6.1 Lorsque le dommage éprouvé par le créancier est supérieur à l'intérêt moratoire, le débiteur est tenu de réparer également ce dommage, s'il ne prouve qu'aucune faute ne lui est imputable (art. 106 al. 1 CO).

Les frais d'avocat antérieurs au procès peuvent constituer un élément du dommage, mais uniquement s'ils étaient justifiés, nécessaires et adéquats pour faire valoir une créance et seulement dans la mesure où ils ne sont pas inclus dans les dépens (ATF 139 III 190 consid. 4.2; arrêt du Tribunal fédéral 4A_264/2015 du 10 août 2015 consid. 3).

6.2 En l’espèce, la note d’honoraire du 20 août 2020 concerne le « litige c. B______ SA ». La requête de conciliation a été déposé six jours plus tard. Dans ces circonstances, il est évident que cette consultation a été fournie en vue de la présente procédure. Il y a alors lieu de considérer les frais qui y sont liés en tant que dépens.

6.3 Par conséquent, le jugement du Tribunal des Prud’hommes doit être réformé sur ce point et A______ n’a droit à aucune réparation de dommage supplémentaire à ce titre.

7.             Au vu de ce qui précède, l’appel est infondé et l’appel joint est partiellement infondé. Le chiffre 4 du dispositif du jugement sera annulé.
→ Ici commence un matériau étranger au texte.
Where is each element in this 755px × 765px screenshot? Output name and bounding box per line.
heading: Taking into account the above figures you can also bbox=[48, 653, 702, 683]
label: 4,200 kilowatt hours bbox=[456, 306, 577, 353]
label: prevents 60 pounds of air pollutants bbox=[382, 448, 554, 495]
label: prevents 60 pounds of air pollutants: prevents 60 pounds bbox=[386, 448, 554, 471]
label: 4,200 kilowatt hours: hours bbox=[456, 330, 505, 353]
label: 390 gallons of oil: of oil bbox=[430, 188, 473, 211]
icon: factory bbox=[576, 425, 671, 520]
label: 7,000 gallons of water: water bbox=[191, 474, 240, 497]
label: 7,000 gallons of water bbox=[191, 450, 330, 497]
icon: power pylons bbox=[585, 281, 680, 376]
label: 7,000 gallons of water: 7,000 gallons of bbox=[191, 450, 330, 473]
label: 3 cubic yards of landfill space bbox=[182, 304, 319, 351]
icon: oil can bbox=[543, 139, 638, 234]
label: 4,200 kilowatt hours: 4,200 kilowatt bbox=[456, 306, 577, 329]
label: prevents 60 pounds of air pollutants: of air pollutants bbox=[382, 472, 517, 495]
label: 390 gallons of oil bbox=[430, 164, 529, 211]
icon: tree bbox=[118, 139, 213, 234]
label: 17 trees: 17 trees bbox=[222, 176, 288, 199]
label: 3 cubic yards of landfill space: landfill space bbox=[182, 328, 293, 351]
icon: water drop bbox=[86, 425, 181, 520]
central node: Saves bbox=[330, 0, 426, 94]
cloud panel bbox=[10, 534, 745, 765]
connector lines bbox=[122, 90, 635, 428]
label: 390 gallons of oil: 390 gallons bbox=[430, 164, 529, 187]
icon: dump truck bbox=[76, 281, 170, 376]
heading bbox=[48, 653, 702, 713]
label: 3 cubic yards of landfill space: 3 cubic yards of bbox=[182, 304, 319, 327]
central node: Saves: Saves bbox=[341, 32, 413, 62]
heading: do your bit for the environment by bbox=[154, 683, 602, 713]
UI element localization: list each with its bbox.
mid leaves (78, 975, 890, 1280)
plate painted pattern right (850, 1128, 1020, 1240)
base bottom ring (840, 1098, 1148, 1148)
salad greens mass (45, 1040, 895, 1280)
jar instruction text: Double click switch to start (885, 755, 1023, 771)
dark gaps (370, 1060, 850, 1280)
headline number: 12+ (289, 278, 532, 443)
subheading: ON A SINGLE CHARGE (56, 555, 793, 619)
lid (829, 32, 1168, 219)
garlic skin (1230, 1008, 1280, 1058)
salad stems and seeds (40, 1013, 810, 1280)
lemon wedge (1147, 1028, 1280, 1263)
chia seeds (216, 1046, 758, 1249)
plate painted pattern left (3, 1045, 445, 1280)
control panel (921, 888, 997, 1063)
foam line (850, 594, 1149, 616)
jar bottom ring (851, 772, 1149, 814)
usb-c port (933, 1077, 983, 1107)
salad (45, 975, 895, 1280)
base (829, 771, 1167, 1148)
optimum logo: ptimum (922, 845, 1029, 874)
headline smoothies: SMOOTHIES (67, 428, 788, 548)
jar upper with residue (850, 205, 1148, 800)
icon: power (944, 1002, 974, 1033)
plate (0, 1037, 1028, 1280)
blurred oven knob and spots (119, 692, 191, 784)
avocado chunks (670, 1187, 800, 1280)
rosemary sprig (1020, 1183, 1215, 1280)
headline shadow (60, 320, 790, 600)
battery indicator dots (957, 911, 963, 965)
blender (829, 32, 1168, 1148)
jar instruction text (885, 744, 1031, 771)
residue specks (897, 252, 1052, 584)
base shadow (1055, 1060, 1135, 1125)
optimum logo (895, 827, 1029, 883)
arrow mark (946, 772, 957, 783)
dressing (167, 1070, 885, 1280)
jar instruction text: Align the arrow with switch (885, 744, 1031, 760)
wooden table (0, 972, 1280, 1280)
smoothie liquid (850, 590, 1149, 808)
S’agissant des autres griefs, le jugement attaqué sera confirmé.

8.             Il n’est pas perçu de frais (art. 19 al. 3 let. c LaCC et art. 71 RTFMC) ni alloué de dépens (art. 22 al. 2 LaCC).

* * * * *


PAR CES MOTIFS,
La Chambre des prud'hommes, groupe 1 :


A la forme
:

Déclare recevable l’appel formé par A______ ainsi que l’appel joint formé par B______ SA contre le jugement JTPH/474/2021 du 14 décembre 2021 par le Tribunal des prud’hommes dans la cause C/16885/2020-1.

Déclare irrecevable la nouvelle pièce 23 de l’Appelant.

Au fond :

Annule le chiffre 4 du dispositif de ce jugement.

Confirme le jugement attaqué pour le surplus.

Déboute les parties de toutes autres conclusions.

Sur les frais :

Dit qu’il n’est pas perçu de frais ni alloué de dépens.

Siégeant :

Monsieur Serge FASEL, président ; Monsieur Christian PITTET, juge employeur; Monsieur Yves DUPRE, juge salarié; Madame Chloé RAMAT, greffière.

 

 

 

 

Indication des voies de recours et valeur litigieuse :

 

Conformément aux art. 72 ss de la loi fédérale sur le Tribunal fédéral du 17 juin 2005 (LTF; RS 173.110), le présent arrêt peut être porté dans les trente jours qui suivent sa notification avec expédition complète (art. 100 al. 1 LTF) par-devant le Tribunal fédéral par la voie du recours en matière civile.

 

Le recours doit être adressé au Tribunal fédéral, 1000 Lausanne 14.

 

Valeur litigieuse des conclusions pécuniaires au sens de la LTF supérieure ou égale à 15'000 fr.